Wrote this review quite a while back but I've been so lazy about posting lately.
Life is StrangeDontnod’s Life is Strange is a rare delight in video games: one built around a cast of relatable characters that come across as human and strong as the best stories in any medium. While the medium lacks the realism and nuance of a human performance, it’s a reminder of how far games have strived when a video game story can be as bold, moving and gripping as primetime TV or award-winning movies.
The player experiences the story thought Max (Hannah Telle), a student at the prestigious Blackwell Academy who discovers she has the ability to rewind time on the same day she reconnects with her childhood friend Chloe Price (Ashly Burch). Something is going wrong with both the town and the school and Max and Chloe team up to find the answers.
A coming of age story mixed with sci-fi tales, Life is Strange is most striking for how few punches it pulls. Issues of sex, drugs, violence, abuse, and more come up as the story unfolds and Max begins to get glimpses into the lives of the people at Blackwell Academy and the surrounding town of Arcadia Bay.
What makes Life is Strange such a compelling work of fiction is that Max responds to these insights by gaining sympathy and compassion for people who she otherwise might have mistreated or accused earlier in the game. In the moment, certain choices can be undone by rewinding time, but it’s often an episode later before Max sees that the person she thought she understood has a whole other layer to him or her that makes her realize that her assumptions about people aren’t always true.
This is what the best works of fiction often do: allow us to connect and empathize with people who are not us. Max’s journey throughout the game forces her to consider how the people around her are often victims of circumstances she did not consider before. Sometimes, she finds the choices she makes causes someone else to become a victim.
Where the game occasionally falls apart is its lack of tonal consistency and proper urgency. Max is often left with life-altering choices hanging in the balance when the actual substance of the game is talking to people. Stopping in the middle of something to have a ten minute conversation often feels out of touch with the action of a scene.
But even then, it’s hard to critique the game too much for keeping its writing at the forefront instead of action gameplay sequences. It does have a couple of brief stealth sections but the game’s strongest feature is its writing and most of the best moments in the game are spent in conversation.
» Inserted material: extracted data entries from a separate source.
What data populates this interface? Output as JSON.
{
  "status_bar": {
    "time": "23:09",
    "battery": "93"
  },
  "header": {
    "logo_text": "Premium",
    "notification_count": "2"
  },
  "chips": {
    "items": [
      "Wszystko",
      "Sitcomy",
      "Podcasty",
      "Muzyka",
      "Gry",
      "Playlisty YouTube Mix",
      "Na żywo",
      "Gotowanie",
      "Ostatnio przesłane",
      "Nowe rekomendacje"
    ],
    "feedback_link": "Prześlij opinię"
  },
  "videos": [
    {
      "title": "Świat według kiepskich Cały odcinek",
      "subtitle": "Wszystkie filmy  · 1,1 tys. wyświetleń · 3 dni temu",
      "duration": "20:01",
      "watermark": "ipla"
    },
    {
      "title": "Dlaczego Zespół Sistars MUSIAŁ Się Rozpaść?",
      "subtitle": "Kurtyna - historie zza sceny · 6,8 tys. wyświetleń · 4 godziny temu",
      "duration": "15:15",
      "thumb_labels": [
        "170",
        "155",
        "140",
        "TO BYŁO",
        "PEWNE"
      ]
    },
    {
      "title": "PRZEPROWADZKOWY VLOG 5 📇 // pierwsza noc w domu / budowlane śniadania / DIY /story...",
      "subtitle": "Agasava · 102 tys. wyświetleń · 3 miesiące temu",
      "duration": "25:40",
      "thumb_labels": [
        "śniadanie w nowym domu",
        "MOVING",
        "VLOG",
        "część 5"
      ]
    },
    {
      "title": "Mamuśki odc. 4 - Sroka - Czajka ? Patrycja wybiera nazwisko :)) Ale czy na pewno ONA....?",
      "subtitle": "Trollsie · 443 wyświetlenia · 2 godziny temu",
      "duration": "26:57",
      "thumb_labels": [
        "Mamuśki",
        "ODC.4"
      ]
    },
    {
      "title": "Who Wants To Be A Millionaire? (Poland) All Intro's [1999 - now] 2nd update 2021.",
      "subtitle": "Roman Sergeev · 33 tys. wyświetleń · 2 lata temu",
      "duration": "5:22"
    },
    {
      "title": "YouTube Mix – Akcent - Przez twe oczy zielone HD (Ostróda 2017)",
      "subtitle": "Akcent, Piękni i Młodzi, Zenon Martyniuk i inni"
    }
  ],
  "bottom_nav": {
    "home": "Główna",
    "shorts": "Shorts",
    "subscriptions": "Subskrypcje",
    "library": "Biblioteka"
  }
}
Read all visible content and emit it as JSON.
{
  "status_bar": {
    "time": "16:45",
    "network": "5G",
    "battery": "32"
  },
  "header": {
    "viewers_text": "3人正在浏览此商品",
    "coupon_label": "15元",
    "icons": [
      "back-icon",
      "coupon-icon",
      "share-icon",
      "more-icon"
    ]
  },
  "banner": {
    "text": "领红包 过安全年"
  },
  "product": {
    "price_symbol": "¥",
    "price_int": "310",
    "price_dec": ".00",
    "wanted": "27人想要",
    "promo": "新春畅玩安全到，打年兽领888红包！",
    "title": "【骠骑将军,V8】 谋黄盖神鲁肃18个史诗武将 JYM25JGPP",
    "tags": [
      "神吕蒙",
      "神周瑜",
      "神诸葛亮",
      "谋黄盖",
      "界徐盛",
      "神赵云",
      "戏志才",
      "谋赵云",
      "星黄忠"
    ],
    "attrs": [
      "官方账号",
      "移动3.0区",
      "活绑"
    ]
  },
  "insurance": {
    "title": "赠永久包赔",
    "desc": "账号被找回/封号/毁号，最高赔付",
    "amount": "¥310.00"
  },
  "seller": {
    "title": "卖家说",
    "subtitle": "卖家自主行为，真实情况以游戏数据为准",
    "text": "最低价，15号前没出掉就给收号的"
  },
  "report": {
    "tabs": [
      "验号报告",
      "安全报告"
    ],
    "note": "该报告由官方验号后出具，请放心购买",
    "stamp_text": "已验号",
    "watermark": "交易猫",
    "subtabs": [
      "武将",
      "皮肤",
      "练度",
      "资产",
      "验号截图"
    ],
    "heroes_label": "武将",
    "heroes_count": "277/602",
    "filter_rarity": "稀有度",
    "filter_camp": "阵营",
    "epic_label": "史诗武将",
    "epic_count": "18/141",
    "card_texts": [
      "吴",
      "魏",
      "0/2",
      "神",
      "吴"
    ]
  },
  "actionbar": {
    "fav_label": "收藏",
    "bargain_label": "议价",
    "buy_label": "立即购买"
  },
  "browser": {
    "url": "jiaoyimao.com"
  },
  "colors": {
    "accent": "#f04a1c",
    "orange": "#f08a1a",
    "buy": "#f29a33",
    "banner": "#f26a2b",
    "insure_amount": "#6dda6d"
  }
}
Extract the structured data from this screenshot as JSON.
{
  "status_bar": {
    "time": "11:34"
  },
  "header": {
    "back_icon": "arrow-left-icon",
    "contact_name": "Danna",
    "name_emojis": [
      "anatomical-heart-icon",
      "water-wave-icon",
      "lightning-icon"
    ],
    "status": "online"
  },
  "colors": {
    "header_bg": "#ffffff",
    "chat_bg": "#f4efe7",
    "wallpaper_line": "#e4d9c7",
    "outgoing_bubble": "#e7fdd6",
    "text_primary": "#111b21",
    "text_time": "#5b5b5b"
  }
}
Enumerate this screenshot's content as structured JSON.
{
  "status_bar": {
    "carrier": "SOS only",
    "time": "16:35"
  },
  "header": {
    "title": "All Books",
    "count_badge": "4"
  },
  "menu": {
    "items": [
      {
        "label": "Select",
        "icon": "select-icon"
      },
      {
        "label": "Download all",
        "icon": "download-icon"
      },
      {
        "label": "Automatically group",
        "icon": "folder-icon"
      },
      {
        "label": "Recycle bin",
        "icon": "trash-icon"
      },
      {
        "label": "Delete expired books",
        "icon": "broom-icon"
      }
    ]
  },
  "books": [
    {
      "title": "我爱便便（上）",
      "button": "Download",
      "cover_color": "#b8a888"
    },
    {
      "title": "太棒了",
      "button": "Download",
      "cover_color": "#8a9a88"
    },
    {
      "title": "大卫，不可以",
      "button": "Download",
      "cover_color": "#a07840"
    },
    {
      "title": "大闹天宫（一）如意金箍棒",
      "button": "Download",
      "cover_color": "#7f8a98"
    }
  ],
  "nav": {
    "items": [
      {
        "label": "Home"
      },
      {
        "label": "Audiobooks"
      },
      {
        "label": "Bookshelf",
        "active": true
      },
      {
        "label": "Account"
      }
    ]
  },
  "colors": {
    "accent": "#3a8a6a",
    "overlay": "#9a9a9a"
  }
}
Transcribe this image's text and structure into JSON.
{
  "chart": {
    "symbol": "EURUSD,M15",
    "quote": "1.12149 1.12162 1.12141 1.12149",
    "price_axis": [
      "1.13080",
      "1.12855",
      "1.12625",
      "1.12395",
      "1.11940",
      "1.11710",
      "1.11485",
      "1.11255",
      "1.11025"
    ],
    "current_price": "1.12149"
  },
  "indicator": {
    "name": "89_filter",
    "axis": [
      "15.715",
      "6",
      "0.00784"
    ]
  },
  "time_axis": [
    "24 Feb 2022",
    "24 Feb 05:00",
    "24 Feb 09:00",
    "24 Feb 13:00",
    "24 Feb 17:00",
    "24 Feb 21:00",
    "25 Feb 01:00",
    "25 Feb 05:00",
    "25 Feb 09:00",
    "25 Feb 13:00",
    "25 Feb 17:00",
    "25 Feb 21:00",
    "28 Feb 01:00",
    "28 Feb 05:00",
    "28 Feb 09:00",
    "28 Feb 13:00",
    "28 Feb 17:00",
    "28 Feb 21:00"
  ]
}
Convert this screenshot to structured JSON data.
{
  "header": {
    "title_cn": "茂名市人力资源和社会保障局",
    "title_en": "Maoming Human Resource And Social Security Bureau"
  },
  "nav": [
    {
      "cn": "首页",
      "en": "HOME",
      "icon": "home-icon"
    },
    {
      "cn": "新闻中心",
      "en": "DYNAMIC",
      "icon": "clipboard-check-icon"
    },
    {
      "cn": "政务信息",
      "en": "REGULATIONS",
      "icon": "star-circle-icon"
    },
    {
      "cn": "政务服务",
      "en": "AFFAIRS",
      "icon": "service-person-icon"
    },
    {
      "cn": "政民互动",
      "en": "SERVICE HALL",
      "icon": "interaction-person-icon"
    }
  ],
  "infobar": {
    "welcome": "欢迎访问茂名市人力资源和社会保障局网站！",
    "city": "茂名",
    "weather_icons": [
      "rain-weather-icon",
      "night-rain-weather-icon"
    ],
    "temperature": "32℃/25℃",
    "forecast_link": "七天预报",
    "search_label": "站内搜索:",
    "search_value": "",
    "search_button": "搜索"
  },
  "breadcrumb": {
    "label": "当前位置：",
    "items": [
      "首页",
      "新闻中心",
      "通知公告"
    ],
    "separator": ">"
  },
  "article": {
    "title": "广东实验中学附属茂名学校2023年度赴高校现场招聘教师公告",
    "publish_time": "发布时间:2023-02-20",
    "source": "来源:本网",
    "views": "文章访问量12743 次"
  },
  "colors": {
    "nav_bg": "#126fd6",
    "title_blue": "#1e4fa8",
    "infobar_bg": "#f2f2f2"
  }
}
All that being said, Life is Strange’s boldest moments are when it decides to be quiet. There are a number of moments when the game does not move until the player does. Max lays in her bed gazing at the ceiling or sits in a chair taking in the view. Most games don’t leave players the mechanical space to simply linger and take in the world, to reflect on how crazy everything has gone. Max will often narrate these gaps, encouraging the player to slow down and process instead of simply move onto the next twist in the story.
That’s the kind of maturity of writing and presentation that goes against the instinct of a society where every last moment is meant to be gripping and enticing. Taking time to simply soak in a moment or reflect is rare in popular stories. Life is Strange has its twists, but they work so well because the story gives itself time to reflect and absorb them. In a relentless world of TV binge-watching and movies with teasers for the next installment, it’s a refreshing change of pace.
Life is Strange strives for the best of artistic inclinations in a medium often bogged down with some of the worst tendencies to marginalize and vilify antagonists as mindless creatures to be slaughtered. Here, people are complex, human and tragic. It’s easy for any story to find the monstrous in humanity, it takes a lot to make bad people human and relatable.